Met een besluit van 2 september 2021, na bezwaar gehandhaafd bij besluit van 16 december 2021 (bestreden besluit), heeft het college de aanvraag om bijstand afgewezen. Aan dat besluit heeft het college ten grondslag gelegd dat appellant de op hem rustende medewerkingsverplichting heeft geschonden, waardoor het recht op bijstand niet kan worden vastgesteld. Bij het college is het vermoeden gerezen dat appellant een gezamenlijke huishouding voert met X. Appellant heeft zijn woonsituatie niet willen ophelderen door medewerking te verlenen aan een huisbezoek. Daardoor is er onvoldoende inzicht in de woon- en leefsituatie van appellant en kan het recht op bijstand niet worden vastgesteld.
Uitspraak van de rechtbank
2. De rechtbank heeft het beroep tegen het bestreden besluit ongegrond verklaard en daarmee het bestreden besluit in stand gelaten.
Het standpunt van appellant
3. Appellant is het met de uitspraak van de rechtbank niet eens. Appellant heeft aangevoerd dat het college bij het bestreden besluit het beginsel van ‘informed consent’ niet in acht heeft genomen.
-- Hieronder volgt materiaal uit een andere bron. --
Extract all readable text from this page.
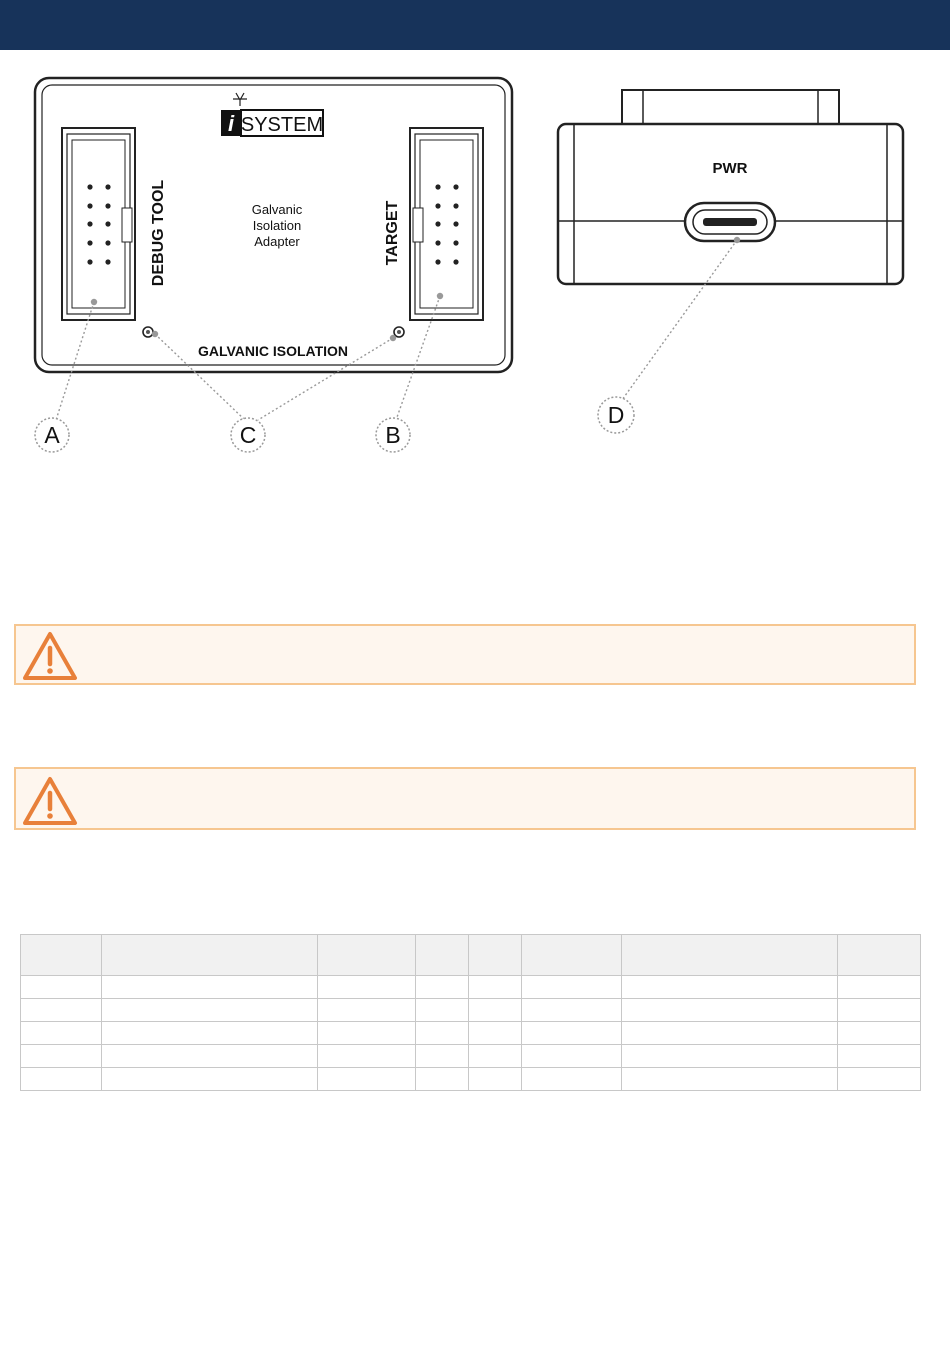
i SYSTEM
DEBUG TOOL	TARGET
Galvanic
Isolation
Adapter
GALVANIC ISOLATION
PWR
A	C	B
D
Hij heeft zich op het standpunt gesteld dat hij onvoldoende was geïnformeerd over de gevolgen van een weigering om toestemming voor het huisbezoek te verlenen. Verder heeft appellant aangevoerd dat hij in verband daarmee een zwaarwegend belang had om de toestemming te weigeren. Deze beroepsgronden worden hierna besproken.